Una segunda prioridad es la inversión masiva (y estratégica) en la infraestructura pública. Desde el transporte y la vivienda hasta la salud y la educación, hay que reconstruir el ámbito público. Para garantizar la fiabilidad, equidad y resiliencia climática de los servicios públicos, se puede apelar a la regulación o propiedad pública de sectores clave. Pero la inversión por sí sola no basta. Para restaurar la fe en la subordinación de los gobiernos al bien común, hay que aumentar la transparencia, la rendición de cuentas y el carácter participativo de las instituciones.
En tercer lugar, necesitamos una transición realmente justa a una economía descarbonizada. Una política industrial verde, además de descarbonizar la actividad económica, puede generar empleo y revitalizar regiones rezagadas. Pero una excesiva dependencia del mercado supone riesgo de que la transición verde profundice las desigualdades. La transición energética debe empoderar a los trabajadores, no abandonarlos. Los empleos verdes tienen que ser de calidad: seguros, bien remunerados, sindicalizados y con arraigo en las comunidades. Para ello, la política industrial debe centrarse en la energía limpia, la regeneración de ecosistemas y los sectores relacionados con el cuidado de las personas.
En cuarto lugar, hay que restaurar la confianza en las instituciones. Esto implica mostrar mejoras tangibles en ámbitos como la vivienda asequible, la salud pública y la infraestructura resiliente. También implica democratizar la toma de decisiones. Mecanismos como el presupuesto participativo, las asambleas ciudadanas y las iniciativas climáticas comunitarias pueden dar a la gente una oportunidad de influir en los cambios en vez de sólo presenciarlos.
Por último, para contrarrestar los discursos simplistas de la ultraderecha hay que elaborar nuevas narrativas audaces. Un mensaje de renovación cultural y política debe acompañar la reforma económica. Donde la ultraderecha ofrece miedo, división y chivos expiatorios, las fuerzas democráticas deben ofrecer solidaridad, dignidad y esperanza, sobre la base de una narrativa que haga hincapié en el bienestar colectivo, celebre la diversidad y muestre el progreso como algo posible y real.

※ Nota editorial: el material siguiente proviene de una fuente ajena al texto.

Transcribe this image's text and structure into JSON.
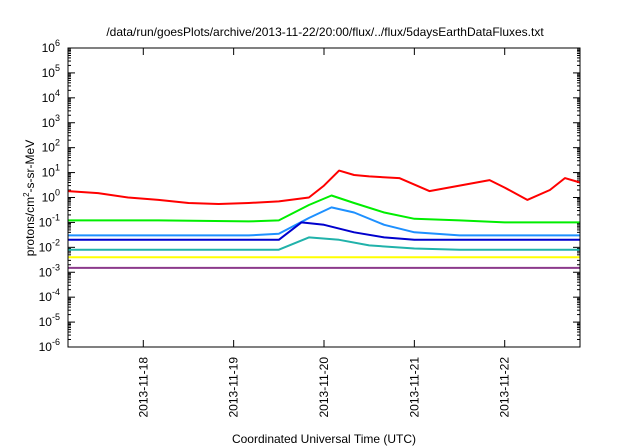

La ultraderecha se alimenta de la desesperación, la inseguridad y la exclusión. Retoques periféricos al neoliberalismo no brindarán la seguridad, la dignidad y el sentido de pertenencia que se necesitan para restarle fuerza. Necesitamos un nuevo modelo económico, basado en la sostenibilidad, la justicia y la solidaridad.
La autora es copresidenta del Global Fund for a New Economy (GFNE).